Analysis of fertility in metropolitan areas of Turkey: an application of structural equational modelling
Hande Tunckanat, Hacettepe University
This study is mainly an attempt for analyzing Demographic and Health Survey data from a different perspective in order to gain deeper insights about mechanisms of fertility decline in Turkey. Influenced by social psychology, it considers fertility as a phenomenon revealed as a result of a decision process instead of a concept which stands-alone in the space and affected directly by various factors.

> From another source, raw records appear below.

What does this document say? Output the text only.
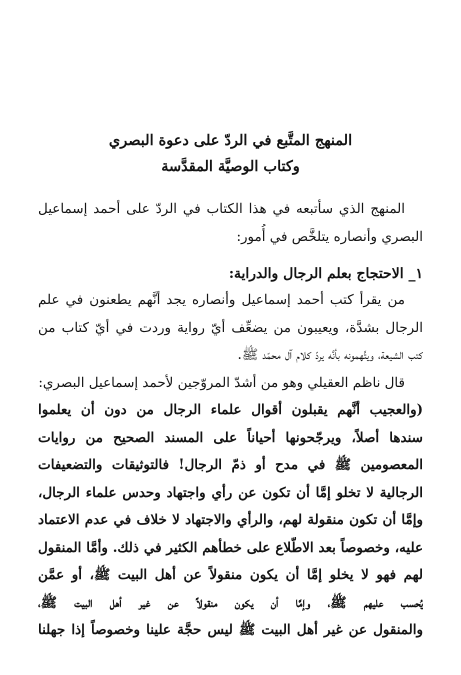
المنهج المتَّبع في الردّ على دعوة البصري
وكتاب الوصيَّة المقدَّسة
المنهج الذي سأتبعه في هذا الكتاب في الردّ على أحمد إسماعيل
البصري وأنصاره يتلخَّص في أُمور:
١_ الاحتجاج بعلم الرجال والدراية:
من يقرأ كتب أحمد إسماعيل وأنصاره يجد أنَّهم يطعنون في علم
الرجال بشدَّة، ويعيبون من يضعِّف أيّ رواية وردت في أيّ كتاب من
كتب الشيعة، ويتَّهمونه بأنَّه يردّ كلام آل محمّد ﷺ.
قال ناظم العقيلي وهو من أشدّ المروّجين لأحمد إسماعيل البصري:
(والعجيب أنَّهم يقبلون أقوال علماء الرجال من دون أن يعلموا
سندها أصلاً، ويرجّحونها أحياناً على المسند الصحيح من روايات
المعصومين ﷺ في مدح أو ذمّ الرجال! فالتوثيقات والتضعيفات
الرجالية لا تخلو إمَّا أن تكون عن رأي واجتهاد وحدس علماء الرجال،
وإمَّا أن تكون منقولة لهم، والرأي والاجتهاد لا خلاف في عدم الاعتماد
عليه، وخصوصاً بعد الاطّلاع على خطأهم الكثير في ذلك. وأمَّا المنقول
لهم فهو لا يخلو إمَّا أن يكون منقولاً عن أهل البيت ﷺ، أو عمَّن
يُحسب عليهم ﷺ، وإمَّا أن يكون منقولاً عن غير أهل البيت ﷺ،
والمنقول عن غير أهل البيت ﷺ ليس حجَّة علينا وخصوصاً إذا جهلنا
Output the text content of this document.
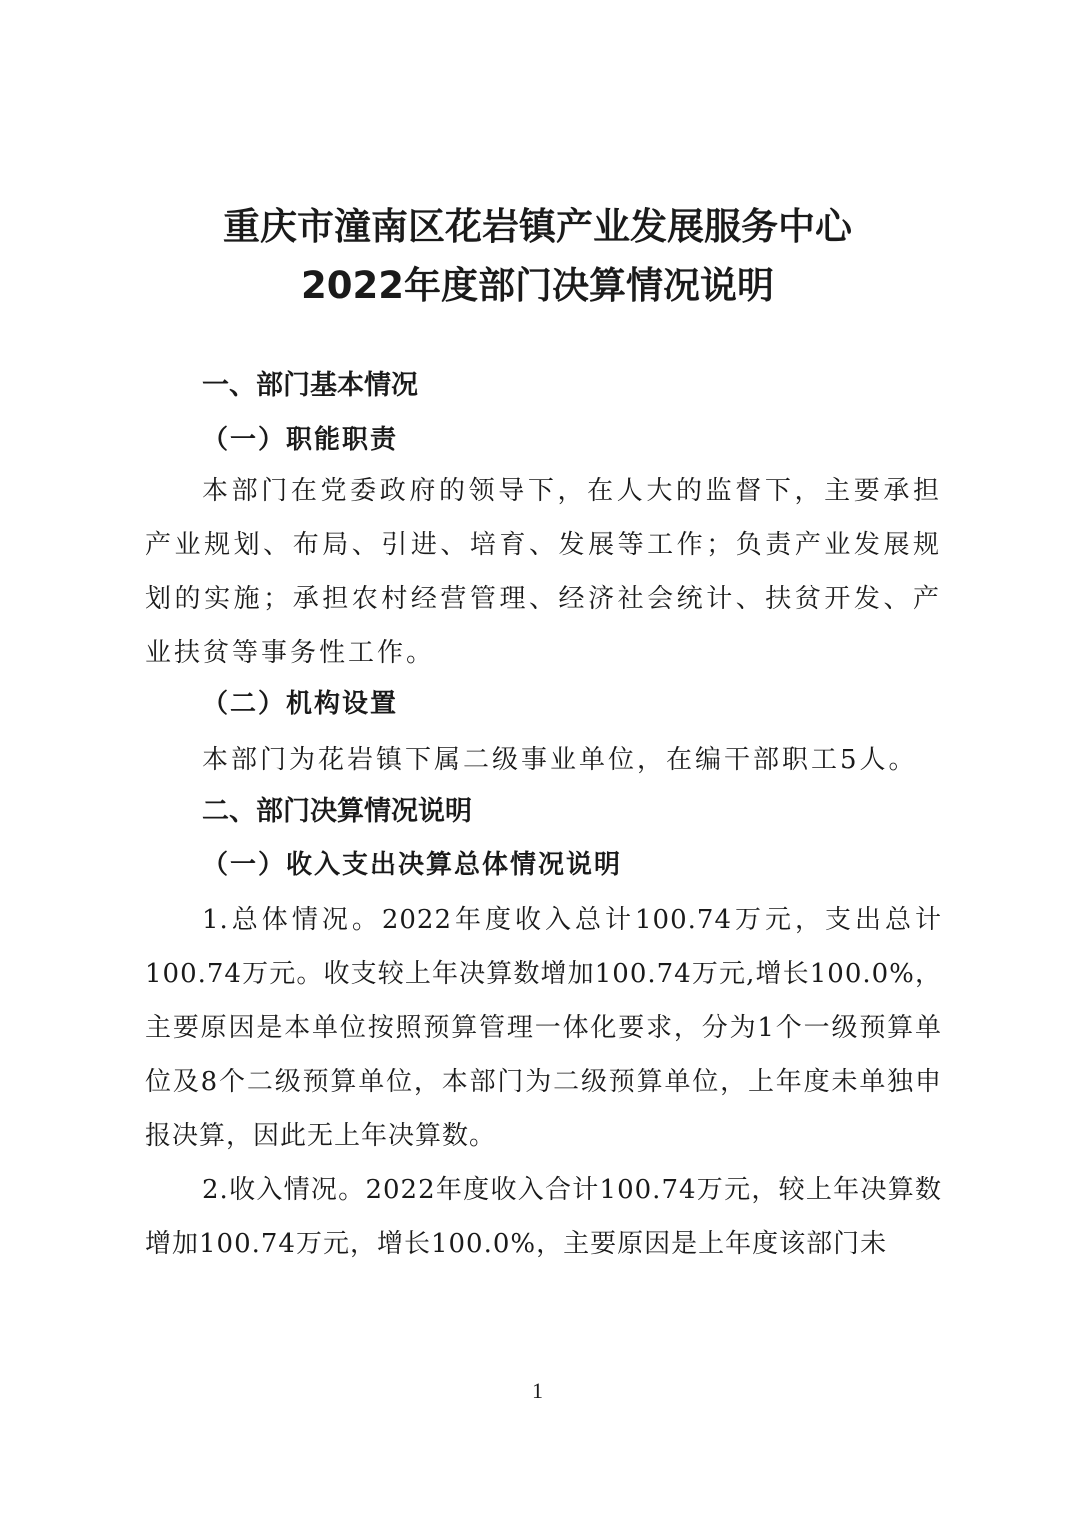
重庆市潼南区花岩镇产业发展服务中心
2022年度部门决算情况说明
一、部门基本情况
（一）职能职责

本部门在党委政府的领导下，在人大的监督下，主要承担产业规划、布局、引进、培育、发展等工作；负责产业发展规划的实施；承担农村经营管理、经济社会统计、扶贫开发、产业扶贫等事务性工作。

（二）机构设置

本部门为花岩镇下属二级事业单位，在编干部职工5人。

二、部门决算情况说明
（一）收入支出决算总体情况说明

1.总体情况。2022年度收入总计100.74万元，支出总计100.74万元。收支较上年决算数增加100.74万元,增长100.0%，主要原因是本单位按照预算管理一体化要求，分为1个一级预算单位及8个二级预算单位，本部门为二级预算单位，上年度未单独申报决算，因此无上年决算数。

2.收入情况。2022年度收入合计100.74万元，较上年决算数增加100.74万元，增长100.0%，主要原因是上年度该部门未

1
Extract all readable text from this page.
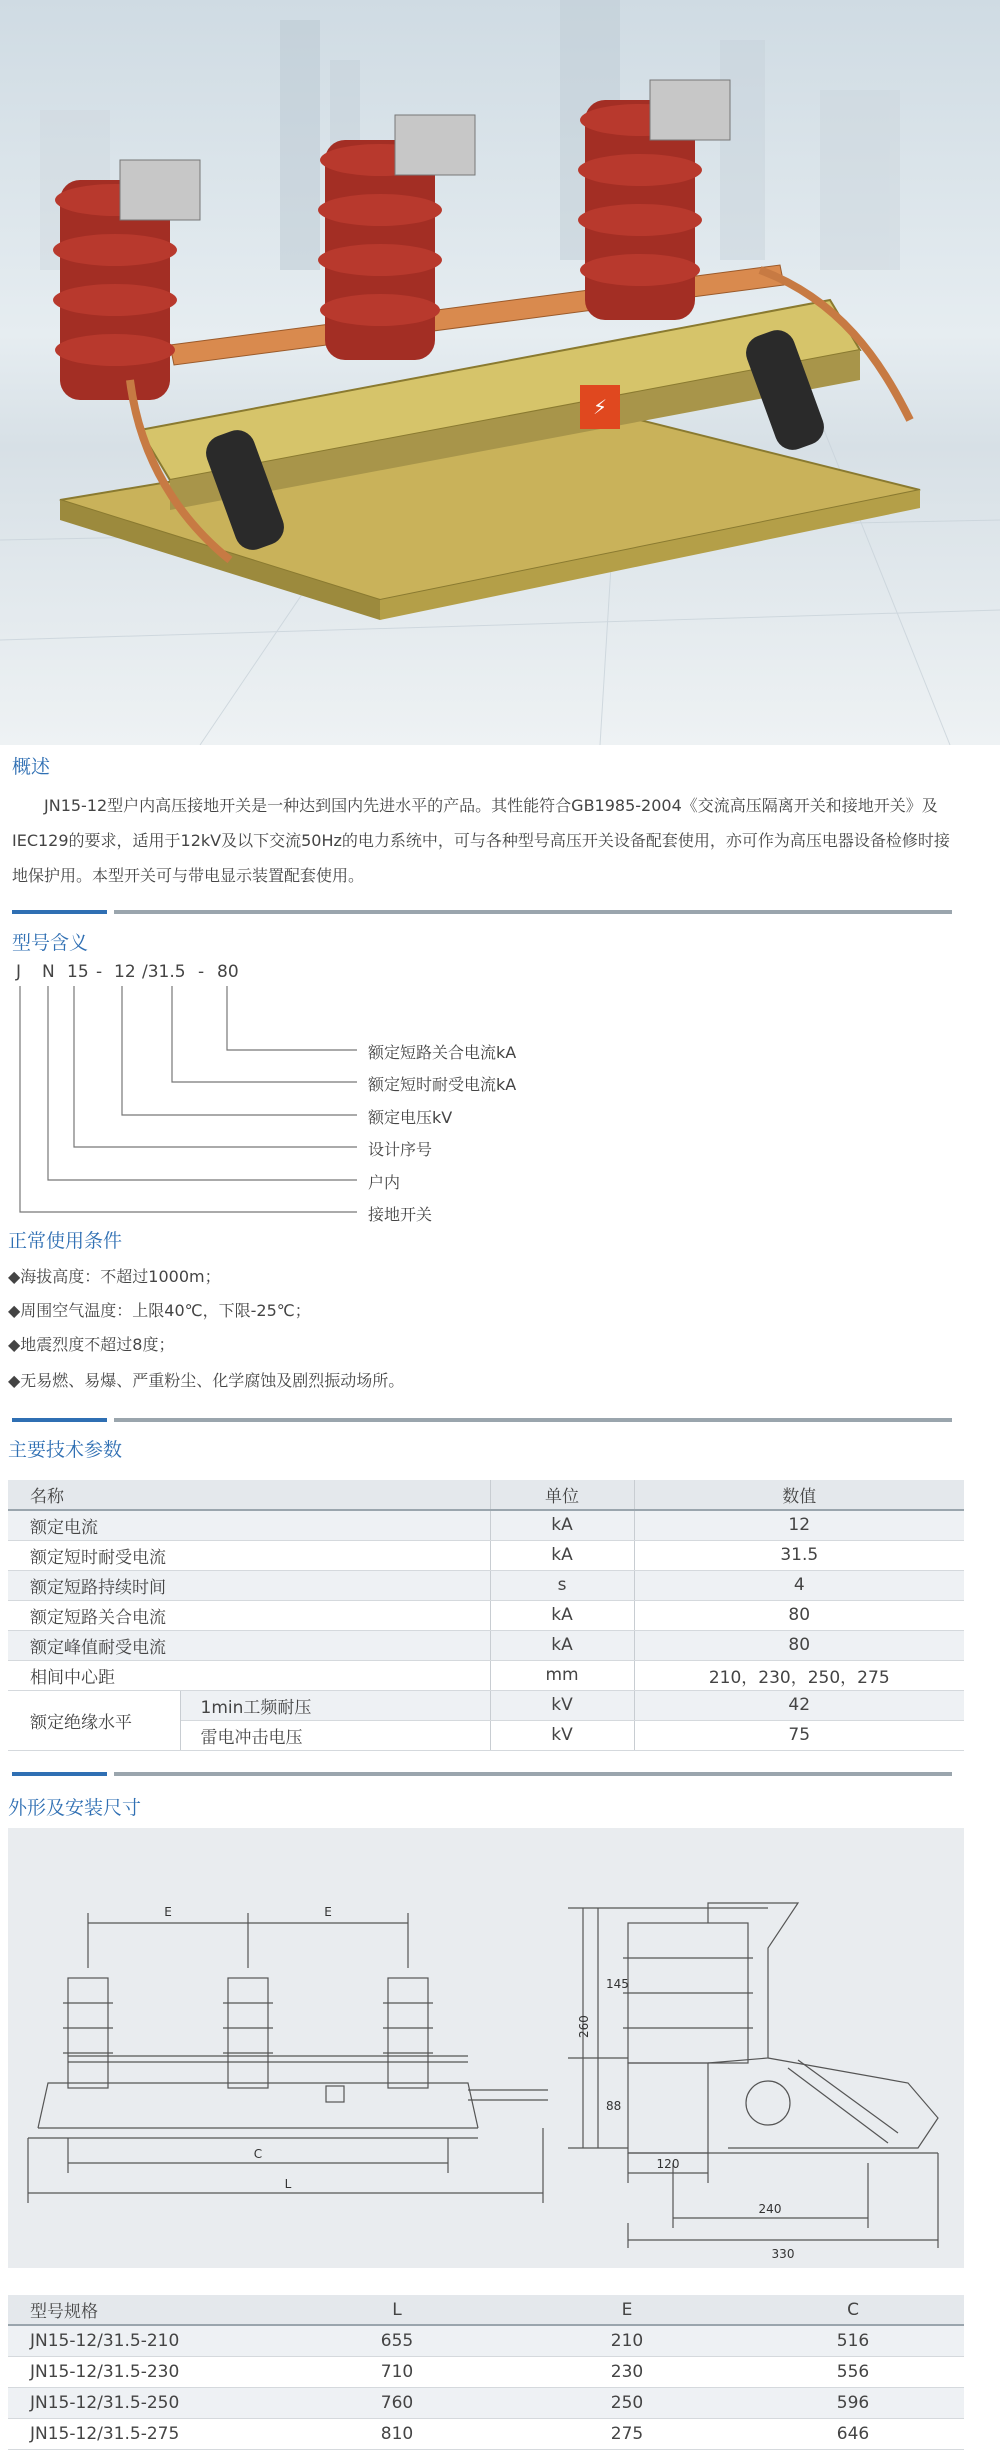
⚡
概述

JN15-12型户内高压接地开关是一种达到国内先进水平的产品。其性能符合GB1985-2004《交流高压隔离开关和接地开关》及IEC129的要求，适用于12kV及以下交流50Hz的电力系统中，可与各种型号高压开关设备配套使用，亦可作为高压电器设备检修时接地保护用。本型开关可与带电显示装置配套使用。

型号含义
J N 15 - 12 /31.5 - 80
额定短路关合电流kA
额定短时耐受电流kA
额定电压kV
设计序号
户内
接地开关
正常使用条件
◆海拔高度：不超过1000m；
◆周围空气温度：上限40℃，下限-25℃；
◆地震烈度不超过8度；
◆无易燃、易爆、严重粉尘、化学腐蚀及剧烈振动场所。
主要技术参数
名称		单位	数值
额定电流		kA	12
额定短时耐受电流		kA	31.5
额定短路持续时间		s	4
额定短路关合电流		kA	80
额定峰值耐受电流		kA	80
相间中心距		mm	210，230，250，275
额定绝缘水平	1min工频耐压	kV	42
	雷电冲击电压	kV	75
外形及安装尺寸
E	E
C
L
145
260
88
120
240
330
型号规格	L	E	C
JN15-12/31.5-210	655	210	516
JN15-12/31.5-230	710	230	556
JN15-12/31.5-250	760	250	596
JN15-12/31.5-275	810	275	646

The focus is on the fertility-related decision process of women, which is modeled as one’s perception affects her attitudes which in turn affect her fertility behavior. Also influenced by social network theory and diffusion theory, it is hypothesized that a woman’s daily-life activities and the social environment a woman surrounded by have an indirect effect on her fertility-related decision process. Although this idea should, ideally, be confirmed or falsified with longitudinal data, it has been tested with cross-sectional data drawn from the Turkey Demographic and Health Survey-2003 (TNSA-2003). Because the intellectual interest in here is to see if it is possible to handle DHS data from a causal perspective, using secondary data that already obtained for other purposes is not considered as a barrier. The unit of analysis selected as ever-married women aged 15-49 living in metropolitan areas and those in rural areas as a control group in order to control the potential indirect effect of social environment on women’s decision processes about fertility. Structural Equational Modeling (SEM) that enables the examination of casual and indirect relations and to work with variables that do not directly exist in the data set (latent variables) is used. Analyses show that it is possible to catch causal relations and indirect effects of determinants which are significant in woman’s fertility-related decision process as well as the effect of the social environment that surrounds her even with the secondary cross-sectional data.